With the following data from The data (K.CSV (256 Bytes)) is from Koch, G.G.; Atkinson, S.S.; Stokes, M.E. 1986. Encyclopedia of Statistical Sciences. Volume 7. John Wiley. New York. Edited by Samuel Kotz and Norman Johnson.
Melanoma,Area,AgeGroup,Population 61,0,<35,2880262 76,0,35-44,564535 98,0,45-54,592983 104,0,54-64,450740 63,0,65-74,270908 80,0,>74,161850 64,1,<35,1074246 75,1,35-44,220407 68,1,45-54,198119 63,1,54-64,134084 45,1,65-74,70708 27,1,>74,34233
I can fit the following poisson model:
fit_1a <- rstanarm::stan_glm(Melanoma ~ Area + AgeGroup, offset=log(Population), family=poisson(link = "log"), data=data)

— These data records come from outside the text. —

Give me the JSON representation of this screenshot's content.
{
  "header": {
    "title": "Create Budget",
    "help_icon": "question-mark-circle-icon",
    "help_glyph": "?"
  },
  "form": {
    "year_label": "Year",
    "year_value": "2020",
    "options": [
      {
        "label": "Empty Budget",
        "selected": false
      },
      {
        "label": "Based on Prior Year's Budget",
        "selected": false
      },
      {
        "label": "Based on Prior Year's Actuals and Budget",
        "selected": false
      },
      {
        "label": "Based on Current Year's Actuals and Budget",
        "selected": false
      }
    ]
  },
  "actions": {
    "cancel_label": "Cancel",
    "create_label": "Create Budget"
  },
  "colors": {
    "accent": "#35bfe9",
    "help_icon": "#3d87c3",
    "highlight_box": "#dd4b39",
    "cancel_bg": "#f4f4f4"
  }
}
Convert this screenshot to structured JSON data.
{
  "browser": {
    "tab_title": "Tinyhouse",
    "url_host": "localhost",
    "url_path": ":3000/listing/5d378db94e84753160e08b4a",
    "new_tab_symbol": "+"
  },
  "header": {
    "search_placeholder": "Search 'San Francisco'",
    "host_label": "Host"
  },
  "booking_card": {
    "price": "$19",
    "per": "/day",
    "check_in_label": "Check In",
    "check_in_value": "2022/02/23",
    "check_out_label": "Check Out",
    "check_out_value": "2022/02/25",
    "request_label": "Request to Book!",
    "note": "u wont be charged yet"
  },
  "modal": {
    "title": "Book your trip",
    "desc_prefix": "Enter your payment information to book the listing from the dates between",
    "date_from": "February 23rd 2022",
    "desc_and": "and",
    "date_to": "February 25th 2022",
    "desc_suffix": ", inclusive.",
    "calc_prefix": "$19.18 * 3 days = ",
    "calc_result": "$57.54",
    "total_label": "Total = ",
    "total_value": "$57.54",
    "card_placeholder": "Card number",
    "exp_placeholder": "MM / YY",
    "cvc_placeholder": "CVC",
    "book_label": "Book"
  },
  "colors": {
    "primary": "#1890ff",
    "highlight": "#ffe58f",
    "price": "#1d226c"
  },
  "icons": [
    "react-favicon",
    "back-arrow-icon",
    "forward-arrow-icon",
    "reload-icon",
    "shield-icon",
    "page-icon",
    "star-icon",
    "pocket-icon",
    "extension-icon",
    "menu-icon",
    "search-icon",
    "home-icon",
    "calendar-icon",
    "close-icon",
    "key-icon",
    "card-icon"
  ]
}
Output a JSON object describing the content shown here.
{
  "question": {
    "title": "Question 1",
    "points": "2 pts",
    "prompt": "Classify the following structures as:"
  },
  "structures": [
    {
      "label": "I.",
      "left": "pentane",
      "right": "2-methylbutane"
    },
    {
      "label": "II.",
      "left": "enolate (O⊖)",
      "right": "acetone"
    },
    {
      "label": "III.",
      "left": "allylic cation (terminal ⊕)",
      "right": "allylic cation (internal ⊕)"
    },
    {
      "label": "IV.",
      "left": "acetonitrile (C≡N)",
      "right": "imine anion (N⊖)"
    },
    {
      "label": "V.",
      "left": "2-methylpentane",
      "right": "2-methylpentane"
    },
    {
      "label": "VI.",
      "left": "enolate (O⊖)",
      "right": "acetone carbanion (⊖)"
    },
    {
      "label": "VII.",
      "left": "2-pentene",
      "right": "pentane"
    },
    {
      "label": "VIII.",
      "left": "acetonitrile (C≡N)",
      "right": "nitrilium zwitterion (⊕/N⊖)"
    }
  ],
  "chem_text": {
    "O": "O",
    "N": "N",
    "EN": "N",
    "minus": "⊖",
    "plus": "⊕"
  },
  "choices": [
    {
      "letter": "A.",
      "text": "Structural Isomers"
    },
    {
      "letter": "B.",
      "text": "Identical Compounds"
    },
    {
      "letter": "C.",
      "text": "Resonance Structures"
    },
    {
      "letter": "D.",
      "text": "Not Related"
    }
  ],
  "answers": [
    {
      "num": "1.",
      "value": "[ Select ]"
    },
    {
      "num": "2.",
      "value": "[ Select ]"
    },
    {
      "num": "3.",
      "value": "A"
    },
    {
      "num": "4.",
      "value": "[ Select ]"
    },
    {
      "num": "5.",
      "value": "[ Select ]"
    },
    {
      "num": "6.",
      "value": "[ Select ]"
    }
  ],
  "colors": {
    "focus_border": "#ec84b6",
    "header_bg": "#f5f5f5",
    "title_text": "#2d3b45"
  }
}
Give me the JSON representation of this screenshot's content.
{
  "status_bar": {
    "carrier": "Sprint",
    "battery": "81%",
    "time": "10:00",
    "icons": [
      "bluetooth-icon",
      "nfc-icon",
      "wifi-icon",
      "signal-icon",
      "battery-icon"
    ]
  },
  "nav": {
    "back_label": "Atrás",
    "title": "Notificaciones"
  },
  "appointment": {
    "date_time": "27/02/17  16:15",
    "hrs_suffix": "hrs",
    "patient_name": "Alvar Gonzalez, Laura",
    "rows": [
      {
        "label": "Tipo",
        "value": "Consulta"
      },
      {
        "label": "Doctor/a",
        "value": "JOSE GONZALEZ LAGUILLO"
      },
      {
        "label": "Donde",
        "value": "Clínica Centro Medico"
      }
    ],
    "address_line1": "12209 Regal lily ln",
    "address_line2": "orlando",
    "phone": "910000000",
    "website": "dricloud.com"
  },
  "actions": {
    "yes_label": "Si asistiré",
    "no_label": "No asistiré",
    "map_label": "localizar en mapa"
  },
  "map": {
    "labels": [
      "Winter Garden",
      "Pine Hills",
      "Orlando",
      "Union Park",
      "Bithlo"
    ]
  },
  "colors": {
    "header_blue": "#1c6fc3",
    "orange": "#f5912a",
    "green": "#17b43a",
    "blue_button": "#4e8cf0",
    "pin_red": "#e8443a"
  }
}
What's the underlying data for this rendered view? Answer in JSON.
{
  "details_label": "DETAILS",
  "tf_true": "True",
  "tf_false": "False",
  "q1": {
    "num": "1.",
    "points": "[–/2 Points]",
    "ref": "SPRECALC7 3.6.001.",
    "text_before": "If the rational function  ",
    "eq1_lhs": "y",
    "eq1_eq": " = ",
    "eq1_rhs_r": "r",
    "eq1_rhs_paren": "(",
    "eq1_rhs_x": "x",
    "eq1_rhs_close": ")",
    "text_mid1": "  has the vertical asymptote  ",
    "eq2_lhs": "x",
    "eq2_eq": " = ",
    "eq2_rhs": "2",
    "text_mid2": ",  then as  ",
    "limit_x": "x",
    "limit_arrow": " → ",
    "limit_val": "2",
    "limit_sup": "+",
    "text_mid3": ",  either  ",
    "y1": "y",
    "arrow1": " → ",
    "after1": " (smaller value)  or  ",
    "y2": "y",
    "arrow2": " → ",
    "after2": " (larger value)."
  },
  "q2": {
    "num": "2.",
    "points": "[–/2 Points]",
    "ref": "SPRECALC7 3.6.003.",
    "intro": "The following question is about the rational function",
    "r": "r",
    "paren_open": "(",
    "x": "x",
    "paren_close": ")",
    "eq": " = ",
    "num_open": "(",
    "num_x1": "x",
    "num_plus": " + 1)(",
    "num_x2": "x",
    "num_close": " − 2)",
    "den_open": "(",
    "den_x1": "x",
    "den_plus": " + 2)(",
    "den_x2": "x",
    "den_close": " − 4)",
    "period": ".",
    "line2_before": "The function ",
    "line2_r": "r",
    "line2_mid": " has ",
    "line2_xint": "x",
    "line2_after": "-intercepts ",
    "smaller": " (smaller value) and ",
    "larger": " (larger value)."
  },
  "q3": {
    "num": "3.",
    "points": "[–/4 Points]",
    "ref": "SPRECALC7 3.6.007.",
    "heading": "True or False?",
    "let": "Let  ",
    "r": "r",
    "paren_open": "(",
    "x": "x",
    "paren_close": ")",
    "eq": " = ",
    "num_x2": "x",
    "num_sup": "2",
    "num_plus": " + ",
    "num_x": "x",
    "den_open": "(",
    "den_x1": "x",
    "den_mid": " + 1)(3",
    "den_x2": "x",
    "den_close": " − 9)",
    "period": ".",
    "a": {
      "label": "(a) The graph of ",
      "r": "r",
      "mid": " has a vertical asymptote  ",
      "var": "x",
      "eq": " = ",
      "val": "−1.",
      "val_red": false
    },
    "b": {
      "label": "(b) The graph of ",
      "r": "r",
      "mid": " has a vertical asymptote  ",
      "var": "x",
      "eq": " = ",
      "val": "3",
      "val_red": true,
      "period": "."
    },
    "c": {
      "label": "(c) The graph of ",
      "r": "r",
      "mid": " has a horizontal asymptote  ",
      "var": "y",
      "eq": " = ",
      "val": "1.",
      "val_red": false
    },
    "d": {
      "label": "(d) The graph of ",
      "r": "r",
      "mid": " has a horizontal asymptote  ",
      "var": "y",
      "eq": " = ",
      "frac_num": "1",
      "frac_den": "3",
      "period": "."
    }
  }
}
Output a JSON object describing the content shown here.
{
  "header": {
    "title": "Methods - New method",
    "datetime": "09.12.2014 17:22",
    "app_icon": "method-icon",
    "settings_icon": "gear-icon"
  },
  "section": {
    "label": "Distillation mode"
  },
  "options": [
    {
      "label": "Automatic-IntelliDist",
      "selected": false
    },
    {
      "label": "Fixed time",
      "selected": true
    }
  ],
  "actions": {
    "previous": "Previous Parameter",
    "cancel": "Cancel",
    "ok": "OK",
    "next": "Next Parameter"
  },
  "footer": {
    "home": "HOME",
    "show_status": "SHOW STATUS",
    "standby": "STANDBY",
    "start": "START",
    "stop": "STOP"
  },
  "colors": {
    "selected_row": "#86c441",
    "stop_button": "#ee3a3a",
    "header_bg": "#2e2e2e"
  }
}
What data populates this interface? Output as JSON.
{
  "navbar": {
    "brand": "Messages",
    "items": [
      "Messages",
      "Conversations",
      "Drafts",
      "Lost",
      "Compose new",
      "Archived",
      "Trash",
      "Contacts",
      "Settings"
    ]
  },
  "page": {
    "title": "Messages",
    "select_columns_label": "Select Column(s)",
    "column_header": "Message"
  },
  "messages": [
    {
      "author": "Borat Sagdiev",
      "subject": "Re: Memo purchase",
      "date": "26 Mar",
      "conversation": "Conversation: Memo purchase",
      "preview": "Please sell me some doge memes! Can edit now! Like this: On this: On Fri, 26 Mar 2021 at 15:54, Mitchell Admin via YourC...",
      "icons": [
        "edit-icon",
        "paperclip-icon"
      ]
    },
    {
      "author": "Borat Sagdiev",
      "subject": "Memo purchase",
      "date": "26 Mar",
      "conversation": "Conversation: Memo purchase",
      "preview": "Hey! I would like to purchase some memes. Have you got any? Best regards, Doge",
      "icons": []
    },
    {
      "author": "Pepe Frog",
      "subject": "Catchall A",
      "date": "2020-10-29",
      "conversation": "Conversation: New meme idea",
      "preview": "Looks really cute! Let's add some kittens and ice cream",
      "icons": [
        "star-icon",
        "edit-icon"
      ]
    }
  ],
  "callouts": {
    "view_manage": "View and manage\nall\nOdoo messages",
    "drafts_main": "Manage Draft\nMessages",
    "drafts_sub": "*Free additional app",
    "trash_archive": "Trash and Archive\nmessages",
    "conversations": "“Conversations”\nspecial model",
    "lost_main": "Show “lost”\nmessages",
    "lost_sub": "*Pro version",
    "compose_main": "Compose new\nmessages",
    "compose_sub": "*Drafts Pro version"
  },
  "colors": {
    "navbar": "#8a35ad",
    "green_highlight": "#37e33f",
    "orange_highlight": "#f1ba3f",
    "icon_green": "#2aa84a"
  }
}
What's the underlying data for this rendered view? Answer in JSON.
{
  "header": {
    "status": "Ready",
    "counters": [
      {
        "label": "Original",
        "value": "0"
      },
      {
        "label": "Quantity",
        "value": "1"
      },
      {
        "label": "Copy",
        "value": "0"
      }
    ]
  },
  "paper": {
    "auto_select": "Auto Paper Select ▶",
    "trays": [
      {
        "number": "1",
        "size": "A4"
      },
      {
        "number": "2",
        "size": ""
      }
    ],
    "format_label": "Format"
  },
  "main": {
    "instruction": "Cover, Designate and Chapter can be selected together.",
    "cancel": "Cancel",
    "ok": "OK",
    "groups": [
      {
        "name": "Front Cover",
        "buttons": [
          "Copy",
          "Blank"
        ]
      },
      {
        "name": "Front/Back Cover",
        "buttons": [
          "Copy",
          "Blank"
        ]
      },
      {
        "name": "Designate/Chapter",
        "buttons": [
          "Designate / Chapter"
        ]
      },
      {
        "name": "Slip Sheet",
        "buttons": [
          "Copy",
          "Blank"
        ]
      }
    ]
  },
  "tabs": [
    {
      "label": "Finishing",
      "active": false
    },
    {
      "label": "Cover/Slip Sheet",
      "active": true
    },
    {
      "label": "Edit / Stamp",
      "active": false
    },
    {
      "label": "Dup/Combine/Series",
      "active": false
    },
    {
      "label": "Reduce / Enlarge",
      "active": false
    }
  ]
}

Although the resulting coefficients are the same as in Koch (1986), the posterior predictive checks don’t look good. I was wondering whether it is possible to improve its fit — improving the results of PSIS and PPC — by transforming the data or creating new variable from the same data. Or these variables are not enough and more variables might be needed.
bayesplot::pp_check(fit_1a) + xlim(0,300) loo1 <- loo::loo(fit_1a, save_psis = TRUE) plot(loo1)
Also, what do the experts prefer a good looking PSIS test or good looking yrep? I think both of them should need to be good.
When using a negative binomial model instead of a poisson, the PSIS test improves and the yrep worsens.